Симонов К. М. -- Разные дни войны. Том I

- 100 -

← Предыдущая страница | Следующая страница → | К оглавлению ⇑

Формулировка "до ворот" оказалась вынужденной - описание было доведено только до последнего дня наступления, до 5 декабря, когда танковая группа генерал-полковника Хёпнера действительно дошла до ворот Москвы, но составлять это описание пришлось уже в двухстах километрах от этих ворот.

Вся мера потрясения происшедшим особенно очевидна, если поставить рядом две цитаты из этого описания, связанные с одной и той же датой - 5 декабря: "...С Истринского участка дивизии обоих танковых корпусов медленно шаг за шагом приближаются к Москве. Вскоре они выходят к первым дачным поселкам, столь характерным для Москвы. И несмотря на то, что их ряды редеют, великая цель, стоящая перед ними - Кремль, - заставляет терпеливо переносить все трудности и жертвы. 5 декабря 1941 года три танковых дивизии и дивизия СС "Рейх" из состава танковой группы Хёпнера находятся на расстоянии 32 километров от Кремля. Они стоят перед воротами советской столицы, куда уже доносится шум боя..."

И вот то же самое 5 декабря в том же самом документе, звучащем уже не как фанфара, а как похоронный колокол: "...5 декабря 1941 года в развитии боевых действий под Москвой наступил перелом. В результате наступающих жестоких холодов и подхода свежих сил противника на участок 4 и 3 танковых групп немецкое командование вынуждено было прекратить наступление и перейти к обороне.

День 5 декабря 1941 года, без сомнения, еще долго будет притягивать к себе внимание военных историков. Возможно, что пропаганда противника, отрицая энергию немецкого командования, героизм немецких солдат и непоколебимую веру в них немецкого народа, будет с торжеством говорить о "чуде под Москвой", тем более что в эти первые дни декабря наступил кризис и в ходе наступления 2 танковой группы, двигавшейся с юга..."

"Чуда под Москвой" не было, как, впрочем, не было чуда и в том, что немцы дошли до ворот Москвы. Был доходивший по сталинской формулировке до "моментов отчаянного положения" неблагоприятный для нас ход войны, о которой на восемнадцатый день ее Геббельс писал, что "война на Востоке уже выиграна. Трудности для нас представляет лишь пространство.
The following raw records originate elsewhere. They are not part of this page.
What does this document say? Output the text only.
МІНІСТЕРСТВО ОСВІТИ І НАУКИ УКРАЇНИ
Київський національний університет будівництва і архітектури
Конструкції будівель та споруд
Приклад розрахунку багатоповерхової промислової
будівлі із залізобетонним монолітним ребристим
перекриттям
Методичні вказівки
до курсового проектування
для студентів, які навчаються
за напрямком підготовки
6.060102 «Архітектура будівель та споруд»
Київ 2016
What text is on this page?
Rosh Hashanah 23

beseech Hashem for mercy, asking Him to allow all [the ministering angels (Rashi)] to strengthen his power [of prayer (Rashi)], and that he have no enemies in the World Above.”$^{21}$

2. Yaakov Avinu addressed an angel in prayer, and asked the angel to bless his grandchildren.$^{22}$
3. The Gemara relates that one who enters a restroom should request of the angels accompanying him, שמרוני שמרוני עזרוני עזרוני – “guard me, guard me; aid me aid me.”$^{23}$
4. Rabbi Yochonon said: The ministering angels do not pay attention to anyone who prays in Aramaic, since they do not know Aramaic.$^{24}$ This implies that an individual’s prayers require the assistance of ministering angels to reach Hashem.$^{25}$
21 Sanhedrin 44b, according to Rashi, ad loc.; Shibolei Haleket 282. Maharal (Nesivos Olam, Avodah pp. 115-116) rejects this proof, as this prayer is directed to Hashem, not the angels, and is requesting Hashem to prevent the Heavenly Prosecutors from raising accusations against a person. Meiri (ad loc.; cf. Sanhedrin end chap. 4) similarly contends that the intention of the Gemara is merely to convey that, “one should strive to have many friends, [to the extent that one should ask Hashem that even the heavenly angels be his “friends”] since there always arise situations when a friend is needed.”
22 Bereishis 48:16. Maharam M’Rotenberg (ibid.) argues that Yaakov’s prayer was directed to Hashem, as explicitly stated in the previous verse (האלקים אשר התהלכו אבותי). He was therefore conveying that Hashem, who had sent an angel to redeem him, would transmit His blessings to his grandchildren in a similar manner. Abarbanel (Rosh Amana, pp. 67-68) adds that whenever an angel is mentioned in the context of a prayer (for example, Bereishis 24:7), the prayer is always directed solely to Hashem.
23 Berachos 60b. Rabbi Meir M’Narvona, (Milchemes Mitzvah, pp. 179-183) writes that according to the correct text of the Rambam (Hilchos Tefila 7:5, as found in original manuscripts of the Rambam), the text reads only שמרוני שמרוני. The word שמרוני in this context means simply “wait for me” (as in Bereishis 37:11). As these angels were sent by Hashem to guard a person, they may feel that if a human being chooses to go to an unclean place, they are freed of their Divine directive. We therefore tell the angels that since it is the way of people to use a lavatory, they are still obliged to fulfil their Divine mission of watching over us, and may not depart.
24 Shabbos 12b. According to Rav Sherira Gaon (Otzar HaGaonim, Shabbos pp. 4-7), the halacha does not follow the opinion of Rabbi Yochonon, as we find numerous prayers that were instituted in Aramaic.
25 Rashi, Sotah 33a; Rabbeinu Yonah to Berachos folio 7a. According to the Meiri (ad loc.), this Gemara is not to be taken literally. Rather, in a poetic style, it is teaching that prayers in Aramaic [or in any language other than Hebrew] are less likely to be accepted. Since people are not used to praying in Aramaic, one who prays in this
Однако повторение наполеоновского случая невозможно". Была первоначально подготовленная двумя годами беспрерывных побед на Западе и укрепившаяся за первые полгода войны на Востоке ложная уверенность в своей непобедимости.

И когда не "чудо", а постепенно подготовлявшийся поворот в ходе войны произошел, когда "повторение наполеоновского случая" оказалось возможным, то масштабы происшедшего, как я уже говорил, потрясли и наше собственное сознание, странно было бы отрицать это. Однако, разумеется, они еще больше потрясли сознание германских войск, еще вчера находившихся в 32 километрах от Кремля.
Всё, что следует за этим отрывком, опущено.